In a fraction of a second, my entire world changed. BUT GOD. I hired a lawyer to fight the insurance company and then my “former” employer who separated me from my position less than a year after the accident. I am caught up in a hurricane of doctors, case managers, adjustors, attorneys, and pain. I begin praying Psalm 23 everyday. I realized that my job, my education, my money weren’t my shepherds—it was God and God alone. I read Joel Osteen emails daily. I call my mom when I feel like giving up, the insurance company employees were NOT nice people to deal with. My former employer’s HR department were vicious. I was in fact, David facing Goliath—and yes that is pretty much how it ended. 
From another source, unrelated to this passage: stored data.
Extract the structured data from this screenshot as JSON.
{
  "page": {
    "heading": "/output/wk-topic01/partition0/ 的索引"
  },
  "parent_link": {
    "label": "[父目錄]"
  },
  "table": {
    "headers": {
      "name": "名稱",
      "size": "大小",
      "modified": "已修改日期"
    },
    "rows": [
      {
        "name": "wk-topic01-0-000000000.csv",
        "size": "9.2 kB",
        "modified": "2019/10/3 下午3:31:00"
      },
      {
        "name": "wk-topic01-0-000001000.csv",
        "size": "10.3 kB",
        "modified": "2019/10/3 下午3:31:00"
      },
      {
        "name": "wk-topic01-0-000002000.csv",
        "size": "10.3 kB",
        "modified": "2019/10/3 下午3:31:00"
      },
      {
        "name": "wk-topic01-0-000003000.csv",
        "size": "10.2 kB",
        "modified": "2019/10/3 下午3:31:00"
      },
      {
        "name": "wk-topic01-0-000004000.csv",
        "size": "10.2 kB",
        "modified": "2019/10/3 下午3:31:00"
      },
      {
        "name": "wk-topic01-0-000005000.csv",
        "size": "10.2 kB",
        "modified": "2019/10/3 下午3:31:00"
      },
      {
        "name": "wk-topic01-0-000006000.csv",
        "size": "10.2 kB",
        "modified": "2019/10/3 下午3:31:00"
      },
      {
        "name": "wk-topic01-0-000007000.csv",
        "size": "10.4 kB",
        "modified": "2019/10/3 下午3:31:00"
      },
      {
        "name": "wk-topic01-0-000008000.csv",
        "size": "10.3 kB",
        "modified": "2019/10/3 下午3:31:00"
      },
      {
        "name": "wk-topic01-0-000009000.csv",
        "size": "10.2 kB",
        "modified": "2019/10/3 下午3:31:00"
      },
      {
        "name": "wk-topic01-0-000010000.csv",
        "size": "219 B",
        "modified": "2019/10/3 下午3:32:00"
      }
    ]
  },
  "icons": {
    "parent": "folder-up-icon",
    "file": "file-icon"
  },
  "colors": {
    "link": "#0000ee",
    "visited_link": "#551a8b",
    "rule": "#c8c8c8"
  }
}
So today, on the anniversary of my accident, I am thankful that I have 5 years of extra hugs from my children, mom, and loved ones. I am here to tell you that God can move mountains, people, tractor trailers whatever is in your way. On June 27, 2018 I was on my way to my attorney’s office for mediation for my case and Jakalyn Carr’s song “You Win” came on my radio, first time I ever heard it. That song brought me to tears, how timely I joke with God as I am driving. God is a friend, a comforter, and a fighter! He put me on the mind of people that could change my situation for the BETTER.  He blocked every underhanded attack from the insurance company. He helped me to see just how limitless He is. Today I look back over the pain, the stress, and the disappointments with a smile, why? Because God brought me out stronger and with more faith that I could ever had otherwise. Things didn’t work out the way I planned, but God used everything that happened for my good, Romans 8:28 “ all things work together for the good of those that love the Lord, and are called according to his purpose”. Today, I am grateful, faithful, and stand to tell you, God can do ANYTHING.